On comparison there appear to be only minor variations in translation – the first attempting to read more like the recounting of a story.  The big difference is in the intent of the editor.  The editor of the first entry treats much of Kierkegaard’s rationalizations as asides that get in the way of the story’s flow and would probably be cause for an impatient reader to put down the book.  Different people have different purposes for picking up a book on philosophy.  There is nothing wrong with that.

What is more interesting to me is that I have struggled with understanding Kierkegaard’s meaning until this relating of Abraham’s dilemma.  Until now I have been fumbling with unfamiliar terms and thoughts relayed as difficult and vague abstractions.  I couldn’t find a point.  Now I have a biblical story.  I have something concrete.  Here is Abraham, a pious father who deeply loves his son.  He lives a moral life based on God’s commandments – ethical in this context referring to social morality, at the least, and probably an all-encompassing moral standard.  Morality is absolute and has no relation to anything external to it.  You can’t modify the rules of cosmic standards no matter the reason.  That is certainly Abraham’s thinking.  Suddenly, Abraham hears the voice of God.  Abraham you are to sacrifice your beloved son as a demonstration of your strength of faith in me.  This is clearly a greater act of faith to Abraham than Noah dealing with the ridicule of his neighbors for building a huge boat in the middle of the desert.  Noah will be rewarded with the saving of his life and his family’s.  Abraham will always have to deal with the memory of killing his cherished son. 

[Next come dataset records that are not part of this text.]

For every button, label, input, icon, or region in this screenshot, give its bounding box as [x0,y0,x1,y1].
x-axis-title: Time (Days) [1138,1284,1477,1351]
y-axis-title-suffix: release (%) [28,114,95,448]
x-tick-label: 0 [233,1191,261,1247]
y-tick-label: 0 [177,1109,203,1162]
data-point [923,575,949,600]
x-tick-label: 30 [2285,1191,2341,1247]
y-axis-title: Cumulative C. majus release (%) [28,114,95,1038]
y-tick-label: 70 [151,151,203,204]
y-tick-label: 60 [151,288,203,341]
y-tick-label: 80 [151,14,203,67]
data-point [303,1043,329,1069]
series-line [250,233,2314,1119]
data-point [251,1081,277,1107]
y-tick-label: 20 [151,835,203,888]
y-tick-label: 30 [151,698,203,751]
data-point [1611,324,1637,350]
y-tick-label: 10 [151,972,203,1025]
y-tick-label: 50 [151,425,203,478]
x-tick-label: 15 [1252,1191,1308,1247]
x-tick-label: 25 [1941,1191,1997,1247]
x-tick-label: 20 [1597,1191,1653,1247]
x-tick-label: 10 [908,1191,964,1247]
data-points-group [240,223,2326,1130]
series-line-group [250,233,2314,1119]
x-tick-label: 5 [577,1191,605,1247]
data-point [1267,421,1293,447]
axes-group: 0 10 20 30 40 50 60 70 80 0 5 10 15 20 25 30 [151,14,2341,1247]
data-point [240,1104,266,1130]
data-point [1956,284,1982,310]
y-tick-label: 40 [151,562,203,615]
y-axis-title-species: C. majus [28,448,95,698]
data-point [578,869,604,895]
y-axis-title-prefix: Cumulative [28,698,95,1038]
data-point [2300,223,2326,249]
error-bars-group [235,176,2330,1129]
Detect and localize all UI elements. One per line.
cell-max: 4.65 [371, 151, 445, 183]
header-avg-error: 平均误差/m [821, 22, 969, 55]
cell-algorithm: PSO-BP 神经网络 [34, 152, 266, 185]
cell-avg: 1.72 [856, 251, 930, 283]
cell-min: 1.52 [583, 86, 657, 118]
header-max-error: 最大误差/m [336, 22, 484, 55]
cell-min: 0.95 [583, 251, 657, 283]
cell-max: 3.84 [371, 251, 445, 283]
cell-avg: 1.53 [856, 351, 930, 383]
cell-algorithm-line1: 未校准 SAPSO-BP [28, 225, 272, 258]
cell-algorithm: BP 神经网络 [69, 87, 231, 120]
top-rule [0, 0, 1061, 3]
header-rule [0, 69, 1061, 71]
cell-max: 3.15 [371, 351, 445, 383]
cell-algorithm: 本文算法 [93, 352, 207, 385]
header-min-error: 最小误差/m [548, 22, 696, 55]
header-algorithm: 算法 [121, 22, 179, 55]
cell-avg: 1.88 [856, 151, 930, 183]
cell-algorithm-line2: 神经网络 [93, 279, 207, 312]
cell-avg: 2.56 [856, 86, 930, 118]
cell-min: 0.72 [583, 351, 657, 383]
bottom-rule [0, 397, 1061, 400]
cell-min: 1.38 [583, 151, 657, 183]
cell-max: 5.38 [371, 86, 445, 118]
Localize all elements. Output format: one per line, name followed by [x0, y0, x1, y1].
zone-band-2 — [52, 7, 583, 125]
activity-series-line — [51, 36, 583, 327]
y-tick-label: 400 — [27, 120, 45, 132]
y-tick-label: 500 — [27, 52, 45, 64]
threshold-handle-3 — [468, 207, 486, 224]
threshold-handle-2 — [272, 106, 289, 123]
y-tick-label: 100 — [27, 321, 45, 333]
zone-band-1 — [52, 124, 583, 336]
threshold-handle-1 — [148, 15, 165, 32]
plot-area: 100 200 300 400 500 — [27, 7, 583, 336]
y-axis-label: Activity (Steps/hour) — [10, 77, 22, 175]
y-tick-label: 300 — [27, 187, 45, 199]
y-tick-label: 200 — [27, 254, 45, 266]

As Kierkegaard say, Abraham is faith.  He will break with Godly morality in order to render himself on the altar of faith.  Kierkegaard asks, “Is there a teleological suspension of the ethical?”  Does faith have a higher purpose than morality?  Having to decide this as just one particular person can truly lead to absurd behavior and results.  This story brings to focus the fundamental paradox in Kierkegaard’s problem.  One simple story has gone a long way towards reducing my confusion.  Can you imagine Jesus being remembered today if he hadn't spoken in parables? 

We aren't done with Kierkegaard.  I like puzzling over this paradox.  It can so easily branch into other fertile areas.